FWIW, I believe that the current state of the art for batch-size 1, fp32 inference for ResNet-50 on Intel CPUs is AWS's work in https://arxiv.org/abs/1809.02697. After the low-hanging fruit outside of model execution are picked, this kind of work is probably quite relevant.
Hey! Author here, thanks for linking the paper. The article was from an infrastructure perspective, but we're definitely diving deeper into graph execution optimizations after this:)
Inference is not that super slow on CPU, especially for network requests that already have quite a bit of latency, so plenty of companies use CPUs on the cloud for lambda/flexible loads where GPUs aren't available.
Cool work! It feels like the improvement is a little overstated due to how you're measuring - your measurements include import/setup time so you get big gains by improving imports. But in reality, you won't be creating a new client for each request and client import/setup time is unrelated to TF serving performance. TF serving performance is really about the time elapsed between request received and response returned.

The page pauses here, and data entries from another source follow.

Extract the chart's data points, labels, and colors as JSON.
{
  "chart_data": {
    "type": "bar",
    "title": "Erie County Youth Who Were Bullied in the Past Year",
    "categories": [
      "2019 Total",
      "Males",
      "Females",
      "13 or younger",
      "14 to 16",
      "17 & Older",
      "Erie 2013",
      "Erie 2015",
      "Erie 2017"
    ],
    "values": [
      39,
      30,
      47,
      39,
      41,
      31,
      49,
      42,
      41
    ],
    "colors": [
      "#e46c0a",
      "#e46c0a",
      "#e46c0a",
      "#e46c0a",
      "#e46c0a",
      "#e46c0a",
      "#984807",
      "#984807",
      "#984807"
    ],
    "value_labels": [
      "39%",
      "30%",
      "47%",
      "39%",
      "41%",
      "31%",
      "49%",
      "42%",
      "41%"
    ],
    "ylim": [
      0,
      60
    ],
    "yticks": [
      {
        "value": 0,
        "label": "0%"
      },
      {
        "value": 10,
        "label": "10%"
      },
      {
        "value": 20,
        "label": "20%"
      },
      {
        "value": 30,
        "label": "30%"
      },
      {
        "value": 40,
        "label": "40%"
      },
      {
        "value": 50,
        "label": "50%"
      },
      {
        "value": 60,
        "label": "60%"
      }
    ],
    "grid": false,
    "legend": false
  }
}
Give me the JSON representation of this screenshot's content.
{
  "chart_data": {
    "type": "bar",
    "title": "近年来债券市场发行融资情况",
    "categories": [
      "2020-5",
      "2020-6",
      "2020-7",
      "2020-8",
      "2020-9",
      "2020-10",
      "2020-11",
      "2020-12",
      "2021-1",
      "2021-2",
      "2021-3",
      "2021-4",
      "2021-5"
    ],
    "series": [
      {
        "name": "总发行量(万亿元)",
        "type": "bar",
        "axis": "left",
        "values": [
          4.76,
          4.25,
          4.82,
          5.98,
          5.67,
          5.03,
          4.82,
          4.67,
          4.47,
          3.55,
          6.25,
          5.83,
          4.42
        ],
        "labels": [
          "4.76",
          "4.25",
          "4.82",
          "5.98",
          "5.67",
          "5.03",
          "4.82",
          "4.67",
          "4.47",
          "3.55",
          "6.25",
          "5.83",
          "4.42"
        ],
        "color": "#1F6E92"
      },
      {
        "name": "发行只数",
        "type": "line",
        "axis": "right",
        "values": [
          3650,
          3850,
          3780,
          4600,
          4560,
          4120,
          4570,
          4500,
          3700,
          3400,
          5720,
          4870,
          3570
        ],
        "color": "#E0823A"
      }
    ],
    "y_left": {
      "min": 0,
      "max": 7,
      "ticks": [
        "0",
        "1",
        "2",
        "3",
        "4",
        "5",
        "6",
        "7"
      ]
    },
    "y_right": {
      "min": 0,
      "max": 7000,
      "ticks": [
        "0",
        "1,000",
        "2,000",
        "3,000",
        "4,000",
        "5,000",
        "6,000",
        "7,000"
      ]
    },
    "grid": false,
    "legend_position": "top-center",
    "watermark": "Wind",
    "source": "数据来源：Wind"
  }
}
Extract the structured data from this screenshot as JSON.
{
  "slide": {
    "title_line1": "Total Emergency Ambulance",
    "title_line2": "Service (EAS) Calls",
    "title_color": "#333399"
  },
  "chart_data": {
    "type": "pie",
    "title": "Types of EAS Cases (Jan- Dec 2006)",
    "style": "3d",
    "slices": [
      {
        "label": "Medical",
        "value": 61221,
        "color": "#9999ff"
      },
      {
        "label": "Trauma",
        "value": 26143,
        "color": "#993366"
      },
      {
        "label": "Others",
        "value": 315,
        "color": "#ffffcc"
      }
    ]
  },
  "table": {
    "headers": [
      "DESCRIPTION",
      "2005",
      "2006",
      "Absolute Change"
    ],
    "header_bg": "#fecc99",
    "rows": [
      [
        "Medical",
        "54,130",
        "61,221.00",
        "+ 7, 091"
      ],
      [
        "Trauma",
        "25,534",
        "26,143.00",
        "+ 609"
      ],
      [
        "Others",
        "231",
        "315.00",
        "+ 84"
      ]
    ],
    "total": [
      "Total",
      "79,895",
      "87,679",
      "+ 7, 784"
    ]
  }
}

> containers are run on a 4 core, 15GB, Ubuntu 16.04 host machine
What CPU is being used?
Assuming the benchmark is done with something like an EC2 C5 instance, the results in this post are quite slow. Somewhere around 14x slower than benchmarks from a year ago on EC2 C5 instances. [1]
Hi bwasti, the host's CPU platform is Intel Broadwell. While the CPU architecture of our production hosts are the same, the resources allocated are much higher than 4 cores. This post details an overview of the relative improvements that can be made from a vanilla setup :)
You may want to check out Intel's optimized version of TensorFlow Serving[1] for further improvements (on the order of 2x for ResNet-50[2]).
As an aside, I took into account the resource allocation in the parent comment. The c5.2xlarge has 8 cores, 8GB RAM [3] and does a single fp32 inference in ~17ms. If we chop that down to 4 cores and assume linear scaling we can fathom running ResNet-50 in ~35ms compared to the ~500ms achieved here. I'd recommend comparing to a known baseline rather than a "vanilla setup" to ensure you aren't missing any simple changes that may dramatically improve performance.
@bwasti, really good points - this is something we look forward to evaluating! Our post does indeed outline optimizations from tensorflow/serving to tensorflow/serving:* -devel [1]. The next logical improvement (given intel architecture and docs linked) is start building on top of the * -devel-mkl image.
There is an optimized version of Tensorflow based on Clear Linux and MKLDNN -https://clearlinux.org/stacks , would be interest to see the performance difference between the natively compiled version and this .
Hey! That's super interesting - so far we went with Tensorflow's ubuntu based official Docker devel image, but a clearlinux base looks like it would definitely be worth looking into!